The Tutor

Sometimes a movie starts off going for one tone, then switches to another, making me want to yell, “Stop! Go back!” The Tutor is such a movie. For a while, it’s good, trashy fun. Then it begins taking itself too seriously, dampening the pleasure. If nothing else, the story at least has a pretty cool twist, which I don’t intend to spoil. Put that twist in a better film and you’d really have something special.

Ethan (Garrett Hedlund) is a professional tutor who works for a thriving business. His wife Annie (Victoria Justice) is pregnant, and he desperately needs to earn additional money to prepare for the pending birth. A very lucrative offer comes his way when a billionaire businessman seeks tutoring services for his son, Jackson (Noah Schnapp). Ethan gets several thousand dollars to stay at their mansion for a week. If Jackson likes him, the gig will extend throughout the summer for even more cash.

These people are deeply odd, however. The businessman is never home. Instead, Jackson is there with his suspicious hanger-on cousin Gavin (Johnny Weston) and his hottie girlfriend Jenny (Kabby Borders). Even stranger is that Jackson doesn’t appear to need a tutor. He’s a bright teenager who zips right through the practice tests he’s given. Mannered and with a flat affect, he appears unreasonably interested in Ethan’s personal life. Clearly, Jackson is up to no good, which becomes evident when he falsely accuses his new tutor of physically abusing him.

Early scenes in The Tutor are darkly comedic, as working-class Ethan enters a world of opulence, only to realize that great wealth brings with it equally great eccentricity. It’s funny that Gavin and Jenny just seem to be leeches, and that Jackson doesn’t require educational help, and that Ethan has to enter the mansion from a door in the back because it wouldn’t look right to have him come in from the front. Watching him collect a huge payday for watching these rich weirdos go about their privileged lives speaks to the disparity between the haves and the have-nots in our society. Hedlund expertly conveys Ethan’s sheer bewilderment at how money allows his employers to coast through life, seemingly unencumbered.

Then the second half arrives and the movie becomes a conventional thriller. Ethan has a secret, which Jackson learns and threatens to expose. His false accusation is one of many ways he sets up his tutor, causing Ethan to get investigated by police. There’s a scene where he’s drugged, a blackmail attempt involving racy photos, and a subplot related to Jackson’s dead mother, who Ethan may have known. The Tutor keeps adding complications and out-of-nowhere revelations designed to convey a typical “nothing is what it seems” aura.

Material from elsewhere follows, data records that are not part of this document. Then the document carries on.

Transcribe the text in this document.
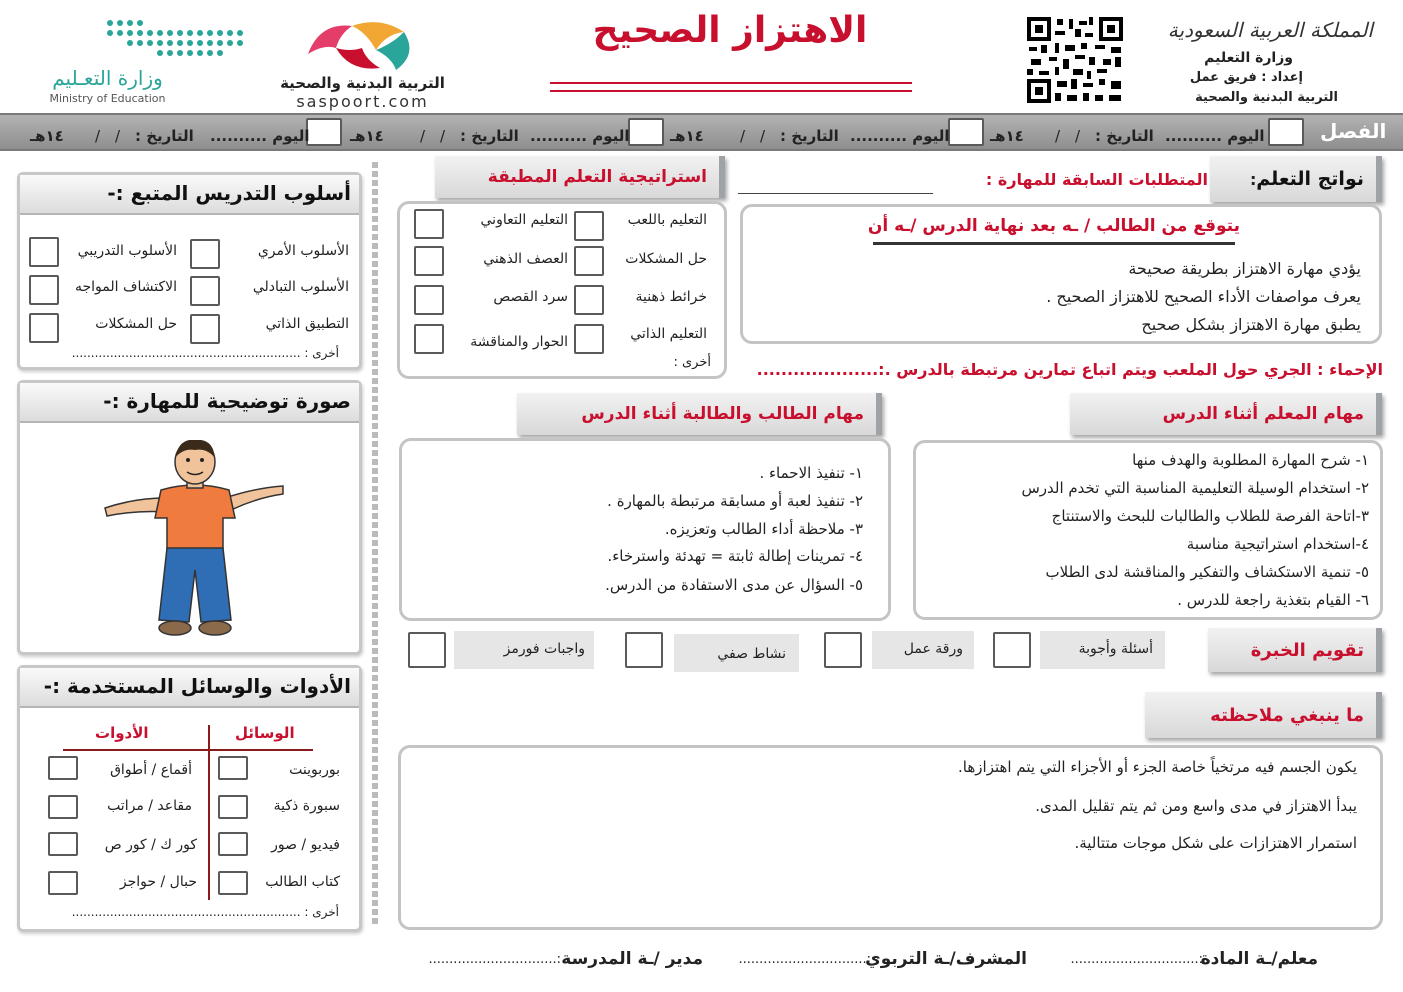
المملكة العربية السعودية
وزارة التعليم
إعداد : فريق عمل
التربية البدنية والصحية
الاهتزاز الصحيح
التربية البدنية والصحية
saspoort.com
وزارة التعـليم
Ministry of Education
الفصل
اليوم ..........
التاريخ :
/
/
١٤هـ
اليوم ..........
التاريخ :
/
/
١٤هـ
اليوم ..........
التاريخ :
/
/
١٤هـ
اليوم ..........
التاريخ :
/
/
١٤هـ
نواتج التعلم
:
المتطلبات السابقة للمهارة :
يتوقع من الطالب / ـه بعد نهاية الدرس /ـه أن
يؤدي مهارة الاهتزاز بطريقة صحيحة
يعرف مواصفات الأداء الصحيح للاهتزاز الصحيح .
يطبق مهارة الاهتزاز بشكل صحيح
استراتيجية التعلم المطبقة
التعليم باللعب
حل المشكلات
خرائط ذهنية
التعليم الذاتي
التعليم التعاوني
العصف الذهني
سرد القصص
الحوار والمناقشة
أخرى :	الإحماء : الجري حول الملعب ويتم اتباع تمارين مرتبطة بالدرس .:....................
مهام المعلم أثناء الدرس
مهام الطالب والطالبة أثناء الدرس
١- شرح المهارة المطلوبة والهدف منها
٢- استخدام الوسيلة التعليمية المناسبة التي تخدم الدرس
٣-اتاحة الفرصة للطلاب والطالبات للبحث والاستنتاج
٤-استخدام استراتيجية مناسبة
٥- تنمية الاستكشاف والتفكير والمناقشة لدى الطلاب
٦- القيام بتغذية راجعة للدرس .
١- تنفيذ الاحماء .
٢- تنفيذ لعبة أو مسابقة مرتبطة بالمهارة .
٣- ملاحظة أداء الطالب وتعزيزه.
٤- تمرينات إطالة ثابتة = تهدئة واسترخاء.
٥- السؤال عن مدى الاستفادة من الدرس.
تقويم الخبرة
أسئلة وأجوبة
ورقة عمل
نشاط صفي
واجبات فورمز
ما ينبغي ملاحظته
يكون الجسم فيه مرتخياً خاصة الجزء أو الأجزاء التي يتم اهتزازها.
يبدأ الاهتزاز في مدى واسع ومن ثم يتم تقليل المدى.
استمرار الاهتزازات على شكل موجات متتالية.
معلم/ـة المادة
:...............................
المشرف/ـة التربوي
:...............................
مدير /ـة المدرسة
:...............................
أسلوب التدريس المتبع :-
الأسلوب الأمري
الأسلوب التبادلي
التطبيق الذاتي
الأسلوب التدريبي
الاكتشاف المواجه
حل المشكلات
أخرى : ............................................................
صورة توضيحية للمهارة :-
الأدوات والوسائل المستخدمة :-
الوسائل
الأدوات
بوربوينت
سبورة ذكية
فيديو / صور
كتاب الطالب
أقماع / أطواق
مقاعد / مراتب
كور ك / كور ص
حبال / حواجز
أخرى : ............................................................
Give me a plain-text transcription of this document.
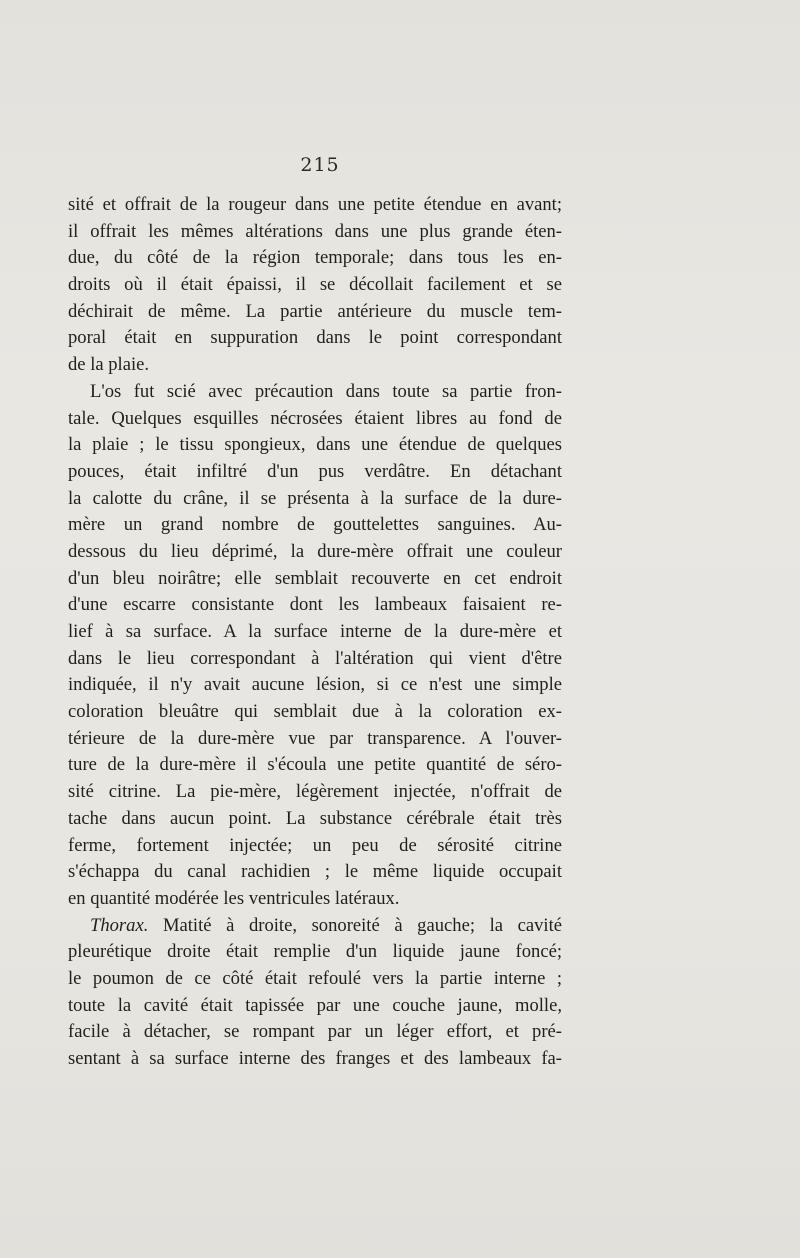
215
sité et offrait de la rougeur dans une petite étendue en avant;
il offrait les mêmes altérations dans une plus grande éten-
due, du côté de la région temporale; dans tous les en-
droits où il était épaissi, il se décollait facilement et se
déchirait de même. La partie antérieure du muscle tem-
poral était en suppuration dans le point correspondant
de la plaie.
L'os fut scié avec précaution dans toute sa partie fron-
tale. Quelques esquilles nécrosées étaient libres au fond de
la plaie ; le tissu spongieux, dans une étendue de quelques
pouces, était infiltré d'un pus verdâtre. En détachant
la calotte du crâne, il se présenta à la surface de la dure-
mère un grand nombre de gouttelettes sanguines. Au-
dessous du lieu déprimé, la dure-mère offrait une couleur
d'un bleu noirâtre; elle semblait recouverte en cet endroit
d'une escarre consistante dont les lambeaux faisaient re-
lief à sa surface. A la surface interne de la dure-mère et
dans le lieu correspondant à l'altération qui vient d'être
indiquée, il n'y avait aucune lésion, si ce n'est une simple
coloration bleuâtre qui semblait due à la coloration ex-
térieure de la dure-mère vue par transparence. A l'ouver-
ture de la dure-mère il s'écoula une petite quantité de séro-
sité citrine. La pie-mère, légèrement injectée, n'offrait de
tache dans aucun point. La substance cérébrale était très
ferme, fortement injectée; un peu de sérosité citrine
s'échappa du canal rachidien ; le même liquide occupait
en quantité modérée les ventricules latéraux.
Thorax. Matité à droite, sonoreité à gauche; la cavité
pleurétique droite était remplie d'un liquide jaune foncé;
le poumon de ce côté était refoulé vers la partie interne ;
toute la cavité était tapissée par une couche jaune, molle,
facile à détacher, se rompant par un léger effort, et pré-
sentant à sa surface interne des franges et des lambeaux fa-
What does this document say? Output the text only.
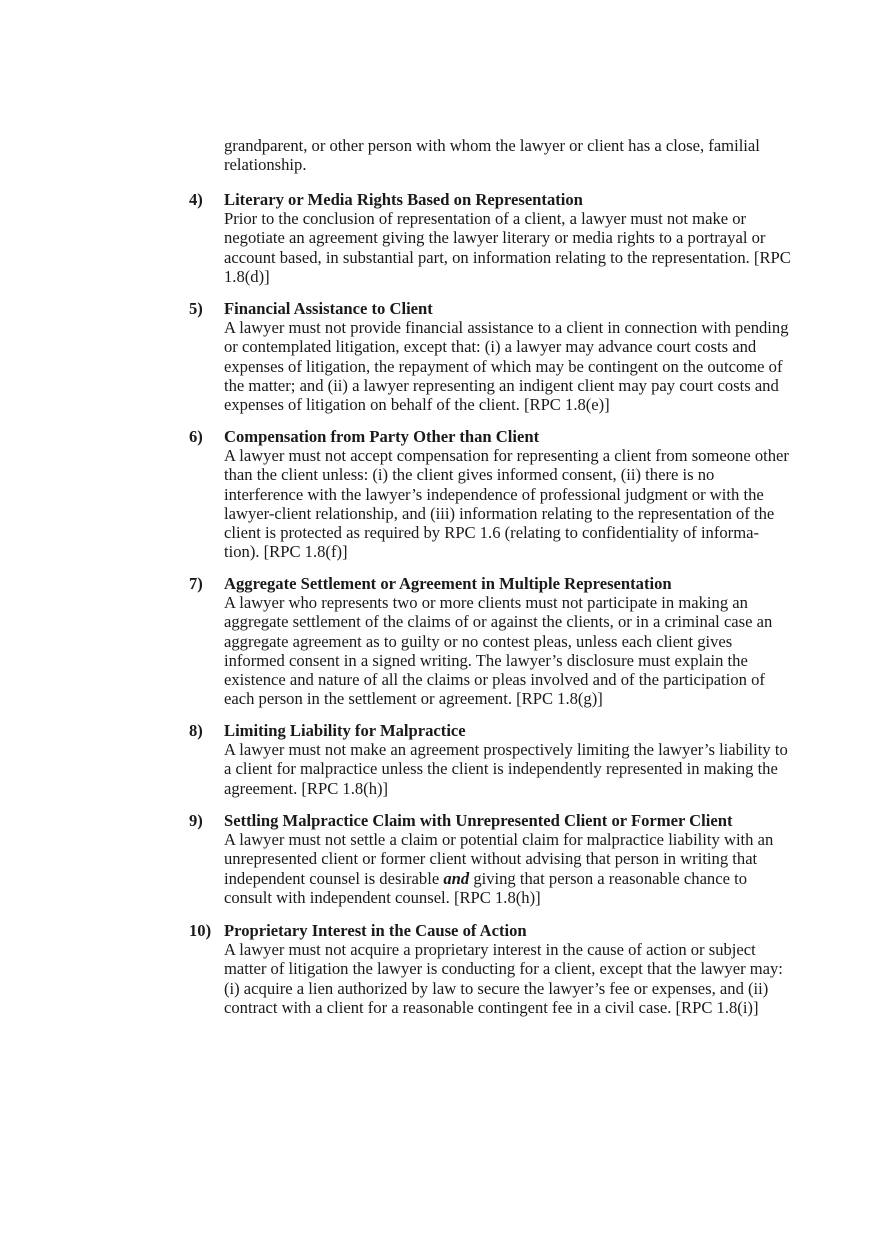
grandparent, or other person with whom the lawyer or client has a close, familial relationship.
4)	Literary or Media Rights Based on Representation
Prior to the conclusion of representation of a client, a lawyer must not make or negotiate an agreement giving the lawyer literary or media rights to a portrayal or account based, in substantial part, on information relating to the representation. [RPC 1.8(d)]
5)	Financial Assistance to Client
A lawyer must not provide financial assistance to a client in connection with pending or contemplated litigation, except that: (i) a lawyer may advance court costs and expenses of litigation, the repayment of which may be contingent on the outcome of the matter; and (ii) a lawyer representing an indigent client may pay court costs and expenses of litigation on behalf of the client. [RPC 1.8(e)]
6)	Compensation from Party Other than Client
A lawyer must not accept compensation for representing a client from someone other than the client unless: (i) the client gives informed consent, (ii) there is no interference with the lawyer’s independence of professional judgment or with the lawyer-client relationship, and (iii) information relating to the representation of the client is protected as required by RPC 1.6 (relating to confidentiality of informa-tion). [RPC 1.8(f)]
7)	Aggregate Settlement or Agreement in Multiple Representation
A lawyer who represents two or more clients must not participate in making an aggregate settlement of the claims of or against the clients, or in a criminal case an aggregate agreement as to guilty or no contest pleas, unless each client gives informed consent in a signed writing. The lawyer’s disclosure must explain the existence and nature of all the claims or pleas involved and of the participation of each person in the settlement or agreement. [RPC 1.8(g)]
8)	Limiting Liability for Malpractice
A lawyer must not make an agreement prospectively limiting the lawyer’s liability to a client for malpractice unless the client is independently represented in making the agreement. [RPC 1.8(h)]
9)	Settling Malpractice Claim with Unrepresented Client or Former Client
A lawyer must not settle a claim or potential claim for malpractice liability with an unrepresented client or former client without advising that person in writing that independent counsel is desirable and giving that person a reasonable chance to consult with independent counsel. [RPC 1.8(h)]
10) Proprietary Interest in the Cause of Action
A lawyer must not acquire a proprietary interest in the cause of action or subject matter of litigation the lawyer is conducting for a client, except that the lawyer may: (i) acquire a lien authorized by law to secure the lawyer’s fee or expenses, and (ii) contract with a client for a reasonable contingent fee in a civil case. [RPC 1.8(i)]
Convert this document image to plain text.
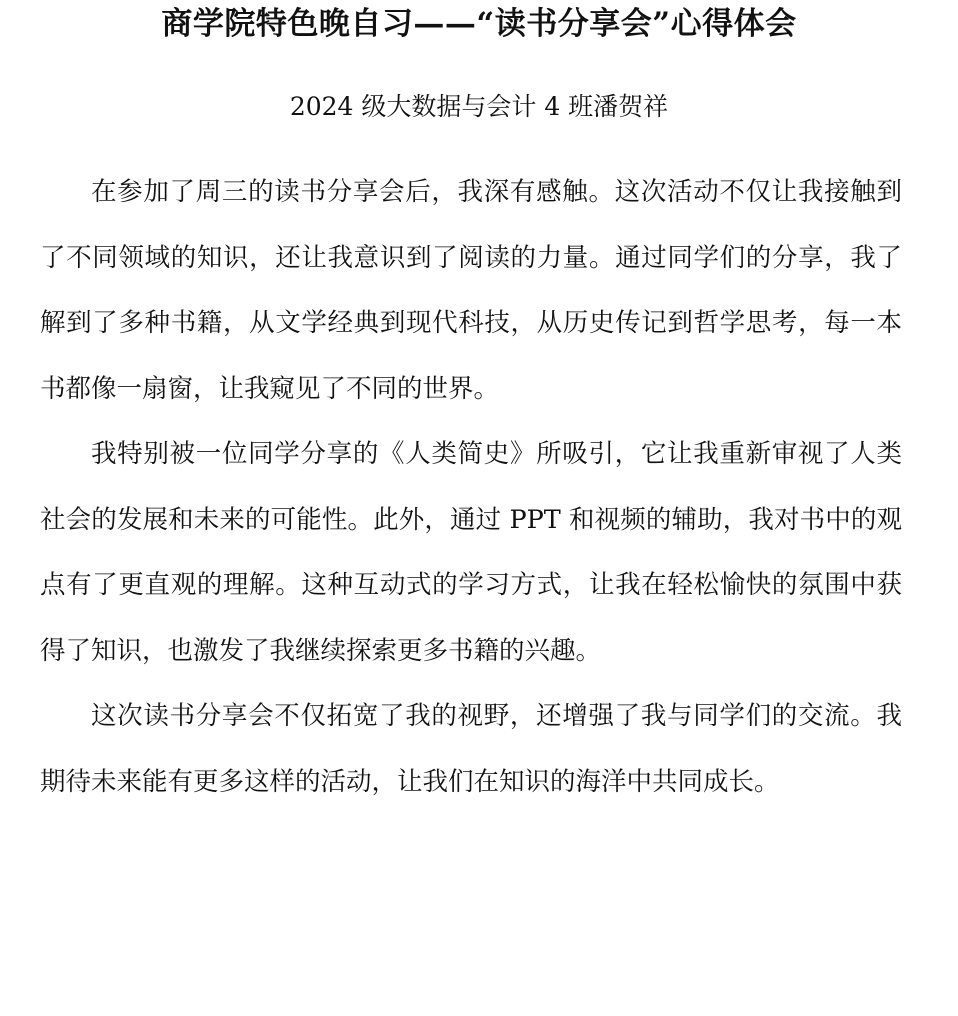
商学院特色晚自习——“读书分享会”心得体会
2024 级大数据与会计 4 班潘贺祥

在参加了周三的读书分享会后，我深有感触。这次活动不仅让我接触到了不同领域的知识，还让我意识到了阅读的力量。通过同学们的分享，我了解到了多种书籍，从文学经典到现代科技，从历史传记到哲学思考，每一本书都像一扇窗，让我窥见了不同的世界。

我特别被一位同学分享的《人类简史》所吸引，它让我重新审视了人类社会的发展和未来的可能性。此外，通过 PPT 和视频的辅助，我对书中的观点有了更直观的理解。这种互动式的学习方式，让我在轻松愉快的氛围中获得了知识，也激发了我继续探索更多书籍的兴趣。

这次读书分享会不仅拓宽了我的视野，还增强了我与同学们的交流。我期待未来能有更多这样的活动，让我们在知识的海洋中共同成长。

During the finale, the movie practically knots itself trying to explain how all the elements fit together. A very intriguing idea resides in here, leading us to see one character much differently at the end than we did at the beginning. Nevertheless, the wickedly comedic side of The Tutor goes out the window as it transforms into the sort of paranoid thriller we’ve seen hundreds of times before. Hedlund remains excellent throughout. It’s the plot and all the convoluted-yet-predictable elements contained therein that turn a perfectly enjoyable social satire into a bland melodrama.

out of four

The Tutor is rated R for language, some violence, and sexual material. The running time is 1 hour and 32 minutes.